The researchers say the initial duplication of AMY1 was like the first ripple in a pond, creating a genetic opportunity that later shaped our species.

As humans spread across different environments, the flexibility in the number of AMY1 copies provided an advantage for adapting to new diets, particularly those rich in starch.

Co-lead author Dr. Charikleia Karageorgiou, who works in Gokcumen’s Buffalo lab, said: "Following the initial duplication, leading to three AMY1 copies in a cell, the amylase locus became unstable and began creating new variations.

“From three AMY1 copies, you can get all the way up to nine copies, or even go back to one copy per haploid cell."

The study also highlights how agriculture impacted AMY1 variation.

While early hunter-gatherers had multiple gene copies, European farmers saw a surge in the average number of AMY1 copies over the past 4,000 years, likely due to their starch-rich diets.

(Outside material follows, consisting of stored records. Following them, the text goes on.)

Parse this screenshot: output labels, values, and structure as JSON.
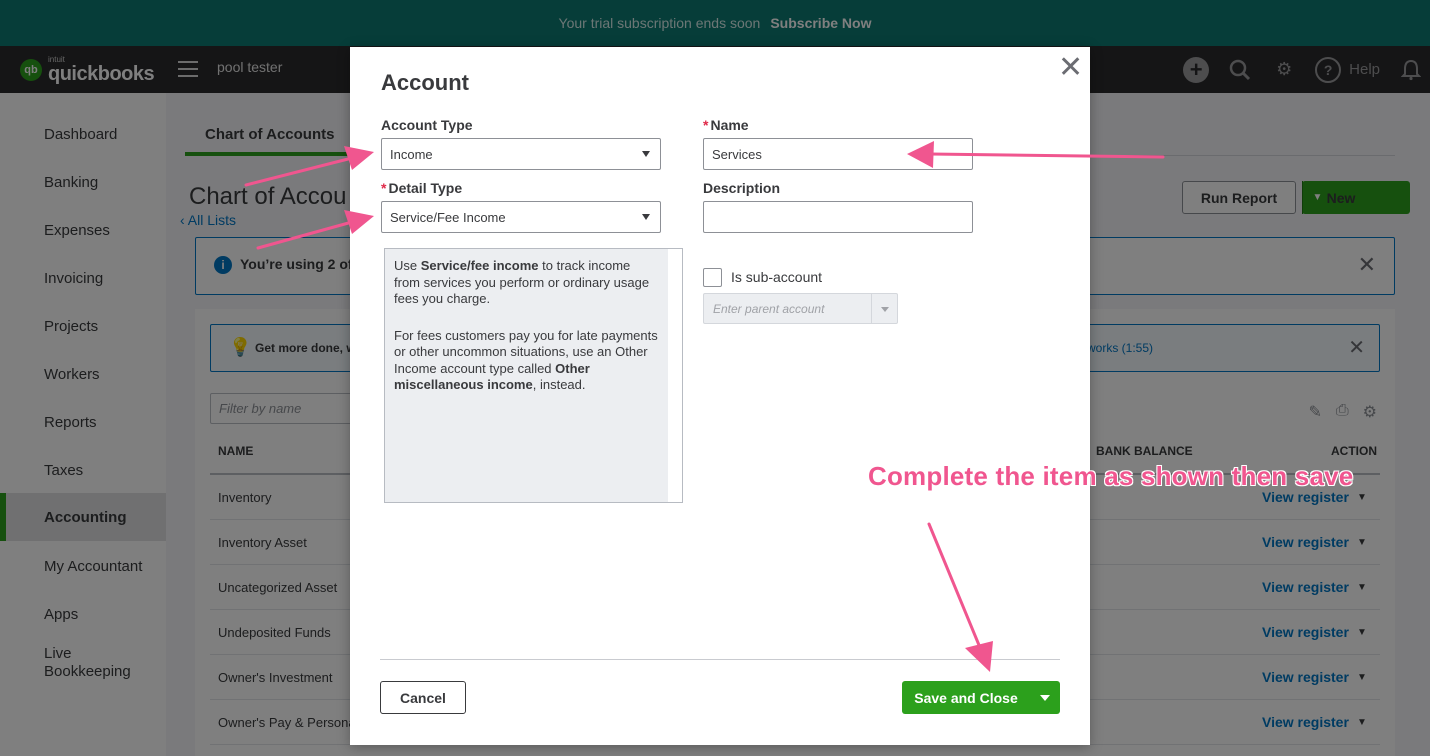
{
  "trial_bar": {
    "message": "Your trial subscription ends soon",
    "action": "Subscribe Now"
  },
  "topnav": {
    "logo_small": "intuit",
    "logo": "quickbooks",
    "company": "pool tester",
    "icons": [
      "plus-icon",
      "search-icon",
      "gear-icon",
      "help-icon",
      "bell-icon"
    ],
    "help": "Help"
  },
  "sidebar": {
    "items": [
      {
        "label": "Dashboard"
      },
      {
        "label": "Banking"
      },
      {
        "label": "Expenses"
      },
      {
        "label": "Invoicing"
      },
      {
        "label": "Projects"
      },
      {
        "label": "Workers"
      },
      {
        "label": "Reports"
      },
      {
        "label": "Taxes"
      },
      {
        "label": "Accounting",
        "active": true
      },
      {
        "label": "My Accountant"
      },
      {
        "label": "Apps"
      },
      {
        "label": "Live Bookkeeping"
      }
    ]
  },
  "main": {
    "tab": "Chart of Accounts",
    "page_title": "Chart of Accou",
    "all_lists": "All Lists",
    "run_report": "Run Report",
    "new_button": "New",
    "info_banner": "You’re using 2 of",
    "tip_banner": "Get more done, w",
    "tip_link": "works (1:55)",
    "filter_placeholder": "Filter by name",
    "columns": {
      "name": "NAME",
      "bank_balance": "BANK BALANCE",
      "action": "ACTION"
    },
    "rows": [
      {
        "name": "Inventory",
        "action": "View register"
      },
      {
        "name": "Inventory Asset",
        "action": "View register"
      },
      {
        "name": "Uncategorized Asset",
        "action": "View register"
      },
      {
        "name": "Undeposited Funds",
        "action": "View register"
      },
      {
        "name": "Owner's Investment",
        "action": "View register"
      },
      {
        "name": "Owner's Pay & Persona",
        "action": "View register"
      }
    ]
  },
  "modal": {
    "title": "Account",
    "account_type_label": "Account Type",
    "account_type_value": "Income",
    "detail_type_label": "Detail Type",
    "detail_type_value": "Service/Fee Income",
    "name_label": "Name",
    "name_value": "Services",
    "description_label": "Description",
    "description_value": "",
    "help_p1_a": "Use ",
    "help_p1_b": "Service/fee income",
    "help_p1_c": " to track income from services you perform or ordinary usage fees you charge.",
    "help_p2_a": "For fees customers pay you for late payments or other uncommon situations, use an Other Income account type called ",
    "help_p2_b": "Other miscellaneous income",
    "help_p2_c": ", instead.",
    "sub_account_label": "Is sub-account",
    "parent_placeholder": "Enter parent account",
    "cancel": "Cancel",
    "save": "Save and Close"
  },
  "annotation": {
    "text": "Complete the item as shown then save",
    "color": "#f0568f"
  },
  "colors": {
    "brand_green": "#2ca01c",
    "trial_bar": "#0d7a72",
    "link_blue": "#0077c5",
    "topnav": "#2a2a2d"
  }
}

Previous research by Gokcumen’s showed that domesticated animals living alongside humans, such as dogs and pigs, also have higher AMY1 copy numbers compared to animals not reliant on starch-heavy diets.

Gokcumen said: "Individuals with higher AMY1 copy numbers were likely digesting starch more efficiently and having more offspring.

“Their lineages ultimately fared better over a long evolutionary timeframe than those with lower copy numbers, propagating the number of the AMY1 copies."

The findings follow a University of California-led study published last month in the journal Nature , which found that humans in Europe expanded their average number of AMY1 copies from four to seven over the last 12,000 years.

Study co-lead author Dr. Feyza Yilmaz, of JAX, said: “Given the key role of AMY1 copy number variation in human evolution, this genetic variation presents an exciting opportunity to explore its impact on metabolic health and uncover the mechanisms involved in starch digestion and glucose metabolism."

She added: “Future research could reveal its precise effects and timing selection, providing critical insights into genetics, nutrition, and health.”